8. Can I cite the same source multiple times in one paragraph?

 Yes. If you’re drawing several ideas from the same source throughout a paragraph, you can cite it multiple times. In APA, some guidelines suggest that after the first full citation, you can use just the author’s name for subsequent references within the same paragraph — but only if no other sources appear in between. When in doubt, repeat the full citation.

9. How do I cite a source I found inside another source?

 This is called a secondary or indirect source. Always look for the original and give credit to it. If you truly cannot locate the original, use “as cited in” (APA) or “qtd.To indicate that the quote was taken from a secondary source, use “in” (MLA).  Only list the source you actually read in your reference list.

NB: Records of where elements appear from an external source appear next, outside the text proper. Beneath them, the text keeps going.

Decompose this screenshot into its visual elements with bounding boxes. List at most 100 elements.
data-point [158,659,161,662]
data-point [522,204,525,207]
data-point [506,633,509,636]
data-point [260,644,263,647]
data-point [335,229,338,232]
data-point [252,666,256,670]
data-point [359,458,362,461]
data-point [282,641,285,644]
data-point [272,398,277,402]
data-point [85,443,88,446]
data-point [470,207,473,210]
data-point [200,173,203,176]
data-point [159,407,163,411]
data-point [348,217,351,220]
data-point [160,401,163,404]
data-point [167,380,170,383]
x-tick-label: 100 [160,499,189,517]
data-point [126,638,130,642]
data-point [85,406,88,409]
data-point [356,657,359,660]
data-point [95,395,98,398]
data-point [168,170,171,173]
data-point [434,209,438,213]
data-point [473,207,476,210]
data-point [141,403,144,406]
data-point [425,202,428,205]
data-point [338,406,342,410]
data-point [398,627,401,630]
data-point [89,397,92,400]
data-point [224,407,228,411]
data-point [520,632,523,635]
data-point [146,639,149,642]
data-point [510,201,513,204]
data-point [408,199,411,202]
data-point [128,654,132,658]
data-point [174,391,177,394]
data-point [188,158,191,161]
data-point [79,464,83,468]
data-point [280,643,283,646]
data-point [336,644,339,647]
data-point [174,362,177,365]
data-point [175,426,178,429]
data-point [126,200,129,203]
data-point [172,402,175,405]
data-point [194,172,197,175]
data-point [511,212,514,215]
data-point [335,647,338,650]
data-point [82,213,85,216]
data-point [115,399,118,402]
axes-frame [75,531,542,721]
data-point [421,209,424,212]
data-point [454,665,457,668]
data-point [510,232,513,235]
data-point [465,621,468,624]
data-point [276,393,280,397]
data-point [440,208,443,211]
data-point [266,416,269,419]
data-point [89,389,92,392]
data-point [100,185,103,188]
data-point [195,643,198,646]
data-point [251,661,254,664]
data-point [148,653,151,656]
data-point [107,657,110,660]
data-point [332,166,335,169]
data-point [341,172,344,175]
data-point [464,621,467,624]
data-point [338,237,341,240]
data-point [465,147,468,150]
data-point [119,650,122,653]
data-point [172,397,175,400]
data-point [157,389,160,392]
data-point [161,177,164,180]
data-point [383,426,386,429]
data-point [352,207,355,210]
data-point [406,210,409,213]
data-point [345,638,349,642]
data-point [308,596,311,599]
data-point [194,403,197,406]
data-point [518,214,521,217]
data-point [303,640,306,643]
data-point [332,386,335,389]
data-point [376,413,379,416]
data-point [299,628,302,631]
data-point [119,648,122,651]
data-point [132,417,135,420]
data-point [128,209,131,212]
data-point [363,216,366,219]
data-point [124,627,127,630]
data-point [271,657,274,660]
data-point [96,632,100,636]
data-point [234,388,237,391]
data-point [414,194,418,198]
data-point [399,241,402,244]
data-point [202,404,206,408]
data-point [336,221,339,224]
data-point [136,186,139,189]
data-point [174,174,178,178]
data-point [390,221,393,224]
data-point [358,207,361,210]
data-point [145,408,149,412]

10. Do I need a citation for common knowledge?

 No. Facts that most educated readers would already accept without needing proof — like historical dates, scientific consensus, or widely known events — don’t need citations. But the line isn’t always obvious. If you’re unsure whether something counts as common knowledge, citing it will never hurt you.

11. How do I cite multiple authors?

 In APA: list both names for one or two authors (Kim & Patel, 2020). For three or more, use only the first author’s name followed by “et al.” (Martinez et al., 2022). MLA uses “and” for two authors: (Kim and Patel 12). For three or more, MLA also uses “et al.” (Martinez et al. 12).

12. Where does the period go — before or after the citation?

 In most cases, the period goes after the closing parenthesis of the citation, not before. Example: “This was a key finding (Jones, 2018).” The only exception is block quotes (long indented quotes), where the period goes before the citation.

13. What’s the difference between a References page (APA), a Works Cited page (MLA), and a Bibliography (Chicago)? 

All three are lists at the end of your paper containing full information about every source you cited. The name changes by style, but the purpose is the same. A bibliography in some contexts can also include sources you read but didn’t directly cite — but only do this if your instructor asks for it.

14. Do I need an in-text citation for images, charts, or tables I found online?

 Yes. Any visual material you did not create yourself needs a citation. The format varies by style, but in general you include the creator, the title or description, and where you found it. Treat it like any other borrowed content.

15. What’s the safest rule if I’m ever unsure whether to cite?

 Cite it. The golden rule of academic writing is: when in doubt, include the citation. Over-citing is almost never penalized. Under-citing can get you accused of plagiarism. If something came from a source — any source — point to it. Your reader deserves to know where your ideas come from.